After the necessary data cleaning, we get the following data frames for our study:

經過必要的數據清潔后，我們將獲得以下數據框用于研究：

List of boroughs in the city of London.倫敦市的自治市列表。 List of districts in the city of Paris (Districts 1–4 are combined as 1).巴黎市的地區清單(區1-4合并為1)。
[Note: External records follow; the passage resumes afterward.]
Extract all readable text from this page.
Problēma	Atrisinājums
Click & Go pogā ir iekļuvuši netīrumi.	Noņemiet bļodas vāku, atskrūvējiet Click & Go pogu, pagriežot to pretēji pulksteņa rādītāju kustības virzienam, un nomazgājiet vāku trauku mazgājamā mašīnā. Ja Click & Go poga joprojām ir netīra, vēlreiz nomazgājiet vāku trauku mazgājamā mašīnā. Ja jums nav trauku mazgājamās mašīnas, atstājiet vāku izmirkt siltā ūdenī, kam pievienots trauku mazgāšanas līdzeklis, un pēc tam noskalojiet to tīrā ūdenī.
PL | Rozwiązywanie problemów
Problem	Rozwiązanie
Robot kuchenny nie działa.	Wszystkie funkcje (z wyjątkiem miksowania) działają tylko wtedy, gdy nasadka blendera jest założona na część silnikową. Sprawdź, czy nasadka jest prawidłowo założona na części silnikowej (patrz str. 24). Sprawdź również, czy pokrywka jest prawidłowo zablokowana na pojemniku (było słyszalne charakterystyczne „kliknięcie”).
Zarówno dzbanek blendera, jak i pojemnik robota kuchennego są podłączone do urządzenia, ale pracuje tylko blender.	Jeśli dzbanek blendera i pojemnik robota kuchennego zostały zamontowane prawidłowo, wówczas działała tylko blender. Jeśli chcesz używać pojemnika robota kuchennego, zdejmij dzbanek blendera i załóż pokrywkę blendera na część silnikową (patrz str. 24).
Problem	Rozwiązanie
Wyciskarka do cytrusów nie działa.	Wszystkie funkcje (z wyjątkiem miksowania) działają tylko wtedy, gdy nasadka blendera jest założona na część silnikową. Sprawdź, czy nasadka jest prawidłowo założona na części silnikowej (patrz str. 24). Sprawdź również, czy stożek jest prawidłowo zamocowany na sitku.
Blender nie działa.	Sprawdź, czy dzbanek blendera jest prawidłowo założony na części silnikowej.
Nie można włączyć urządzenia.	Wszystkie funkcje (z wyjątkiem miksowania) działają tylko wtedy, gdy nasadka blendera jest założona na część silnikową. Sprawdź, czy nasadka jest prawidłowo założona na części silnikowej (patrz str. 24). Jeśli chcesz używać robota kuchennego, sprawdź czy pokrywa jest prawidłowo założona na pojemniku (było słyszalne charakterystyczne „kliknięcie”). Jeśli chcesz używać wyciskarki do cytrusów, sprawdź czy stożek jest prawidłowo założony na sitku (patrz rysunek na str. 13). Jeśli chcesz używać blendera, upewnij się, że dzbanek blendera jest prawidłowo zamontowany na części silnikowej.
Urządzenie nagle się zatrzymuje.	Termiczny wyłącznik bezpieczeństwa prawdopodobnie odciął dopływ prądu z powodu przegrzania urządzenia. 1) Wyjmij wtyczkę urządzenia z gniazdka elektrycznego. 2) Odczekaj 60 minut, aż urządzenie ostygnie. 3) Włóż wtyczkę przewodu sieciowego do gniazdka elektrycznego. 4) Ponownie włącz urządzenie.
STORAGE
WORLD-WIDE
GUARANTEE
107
Foursquare location data: Foursquare is a social location service that allows users to explore the world around them. Foursquare API provides location based experiences with diverse information about venues, users, photos, and check-ins. We took advantage of Foursquare data to extract venue based information for all of the neighbourhoods under study. The call to the API returns a JSON file and we need to turn that into a data-frame. The location data was then used to find the top and unique venues in each of the neighbourhoods. I decided to pick 100 most popular spots in each neighbourhood within a radius of 1 km.

Foursquare位置數據： Foursquare是一種社交位置服務，允許用戶探索周圍的世界。 Foursquare API提供基于位置的體驗，其中包含有關場所，用戶，照片和簽到的各種信息。我們利用Foursquare數據為正在研究的所有街區提取基于場所的信息。對該API的調用會返回一個JSON文件，我們需要將其轉換為數據幀。然后使用位置數據查找每個街區中最重要的地點。我決定在方圓1公里以內的每個社區中挑選100個最受歡迎的景點。

3.探索性數據分析 (3. Exploratory Data Analysis)

城市資料 (City data)

Wikipedia data provided us with information about the coordinates, area, and population of each borough in the respective cities. One can use this information to visualise a map of the city marking each Borough according to its population density. ‘Geocoder’ and the ‘folium map’ libraries were used for data visualisation on leaflet maps, where boroughs were marked according to its population density. The higher the density, the bigger the radius of the marker.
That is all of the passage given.